I don't know if you will ever read this—I send it out there hoping that where you are now has a computer or that someone who knows you has a computer and will read this and get in touch with you. I just hope, even though it's not likely you'll ever see this because, let's face it, bitches are not very smart and especially dumb when it comes to technological things but—who knows?—maybe you're nearly as smart as me because you seemed smart when I knew you.
Anyhoo...
It has been two years since we were were born in that horrible puppy mill, two years since we were taken away from our mother, two years since our siblings—Ay-ay, Beebee, and Ee-Ee, died from cold and murder and left just you and me: JR-14-22-09-C and JR-14-22-09-D (for Jack Russell from sire 14, dame 22, ninth litter for the dame, puppies C—3rd—and D—4th). Do you remember any of this? Do you remember the pet shop we were taken to? Do you remember the time we spent in the cage, just cuddling up to each other, and then the time when I was sold and our goodbye? I hope you don't because these are not good things.
But I hope you remember me. I hope you remember me because, lately, I've been remembering you and thinking of you a lot. The reason I think of you is because one of the people I live with now, Skeeter, is on Facebook and suddenly, out of the blue, a nephew of his contacted him through Facebook and through that nephew Skeeter has contacted several other members of his family he hasn't seen or talked to in decades. All of a sudden, Skeeter has people in his life who are blood. And that made me think of you, Ceecee, my sister.

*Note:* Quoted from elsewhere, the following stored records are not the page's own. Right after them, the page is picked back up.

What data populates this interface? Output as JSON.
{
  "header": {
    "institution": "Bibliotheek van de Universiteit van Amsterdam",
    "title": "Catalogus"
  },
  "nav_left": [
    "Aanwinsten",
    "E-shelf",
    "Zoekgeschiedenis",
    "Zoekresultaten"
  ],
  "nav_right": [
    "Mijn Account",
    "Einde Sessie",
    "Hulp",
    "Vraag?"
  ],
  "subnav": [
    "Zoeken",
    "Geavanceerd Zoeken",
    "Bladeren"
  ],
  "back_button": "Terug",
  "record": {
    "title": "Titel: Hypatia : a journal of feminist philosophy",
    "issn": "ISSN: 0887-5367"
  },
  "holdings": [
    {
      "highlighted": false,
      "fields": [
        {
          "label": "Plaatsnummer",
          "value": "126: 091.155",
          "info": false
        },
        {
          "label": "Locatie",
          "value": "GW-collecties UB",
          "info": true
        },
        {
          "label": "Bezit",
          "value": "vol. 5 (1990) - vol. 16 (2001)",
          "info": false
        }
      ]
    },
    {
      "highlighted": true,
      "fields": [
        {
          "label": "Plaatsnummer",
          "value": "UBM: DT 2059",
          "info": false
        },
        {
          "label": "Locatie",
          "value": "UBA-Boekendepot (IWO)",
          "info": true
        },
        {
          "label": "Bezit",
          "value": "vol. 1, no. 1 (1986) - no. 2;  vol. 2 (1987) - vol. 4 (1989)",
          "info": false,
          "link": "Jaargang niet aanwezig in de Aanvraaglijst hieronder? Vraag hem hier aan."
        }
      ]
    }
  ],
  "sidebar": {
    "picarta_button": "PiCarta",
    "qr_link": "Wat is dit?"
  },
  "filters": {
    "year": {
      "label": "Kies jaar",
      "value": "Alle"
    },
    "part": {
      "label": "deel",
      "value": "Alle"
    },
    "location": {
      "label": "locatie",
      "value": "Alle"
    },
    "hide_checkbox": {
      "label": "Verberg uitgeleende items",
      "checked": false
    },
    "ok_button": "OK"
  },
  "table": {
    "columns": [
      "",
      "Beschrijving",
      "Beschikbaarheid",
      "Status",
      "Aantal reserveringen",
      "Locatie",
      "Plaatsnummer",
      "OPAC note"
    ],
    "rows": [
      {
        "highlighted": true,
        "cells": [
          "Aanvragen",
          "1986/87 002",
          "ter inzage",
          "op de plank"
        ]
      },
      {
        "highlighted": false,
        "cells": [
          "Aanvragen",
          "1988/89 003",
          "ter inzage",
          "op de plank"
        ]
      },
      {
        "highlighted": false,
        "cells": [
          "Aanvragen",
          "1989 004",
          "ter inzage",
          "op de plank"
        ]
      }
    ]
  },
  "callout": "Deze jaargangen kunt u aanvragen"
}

(Oh! What is Facebook? I hear you asking. Well, it's a computer thing where a bunch of narcissists put up their pictures and tell other narcissists—who very rarely care about anything not on their own page—what they think and what they are doing. Sometimes it's something really profound like, "I like Carvel Ice Cream cakes!" and other times they'll put up an article from a newspaper or magazine they have read that is really, really important like "The stars of True Blood are MARRIED!!!!!!!!!" What you have to understand, dear Ceece, is that humans are assholes but they are quite delighted with their assholery and Facebook is their way of expressing that delight! Sort of like an electronic gay pride parade without all the sodomy.)
Anyhoo...
I don't know what your new people are like. When I came here, to Skeeter and Boo-Boo, they checked the paper every day to make sure no one was looking for me (as I was a stray when I was picked up by the SPCA), but they didn't find anything about me. They did find that someone was looking for a white Jack Russell with a brown ear (like mine) but a female and I thought immediately that you had also hit the streets. If that was you, I hope someone good took you in. I hope they are being kind to you.
On my side, well...
I live with two knob jockeys who are actually decent enough—they are too old to perform their unnatural acts around me; they have settled down into a nice Old Nellie routine that can be pleasant and lazy. They don't get too hysterical when I pee in the house, so I know they will never get rid of me. They also never hit me, though one of them picks me up by the scruff of my neck, when he thinks I've been bad, and tosses me onto my own bed. That's the extent of it. I talk to one of them and he can be quite a cunt and he's very vulgar, I find. For a while I was getting a little tubby, because of all the idleness, but then Boo-Boo started to exercise with me and I am again the tight, svelte little doggie you knew at the pet shop. So you would recognize me.
But mostly, I would so recognize you, sweet Ceecee. I remember how sweet your puppy breath smelled when you licked inside my ears to comfort me when the pet shop closed and everything was dark. I remember how you used to let me nuzzle up to your neck when it was so, so cold in the puppy mill. I remember how you would say to me, "Sleep, little one, sleep; we'll be fine, we'll be out of here someday, we'll be warm and well-fed. Sleep little brother, sleep." And I would sleep even though the air was so icy and the fear in that place was a thick odor on every wintry gust.
I don't know if you will ever read this. I don't know if I will ever hear from you and ever see you again. But now, our second birthdays just passed, I think of you and want to tell you that you are in my heart. You are my family.
You are home.
Much, much love
Dee (aka: Léo)
PS: Here's a story that explains my relationship with The Boys, as I call them: yesterday I peed on the foot-rest of Skeeter's La-Z-Boy and he got so mad that he said, "If you ever lift your leg in this house again, I'm going to rip it off and you'll be one of those pathetic three-legged dogs." He'll never do that because, in his heart of hearts, he loves me and he also knows that even a three-legged dog could rip his balls off when he was asleep.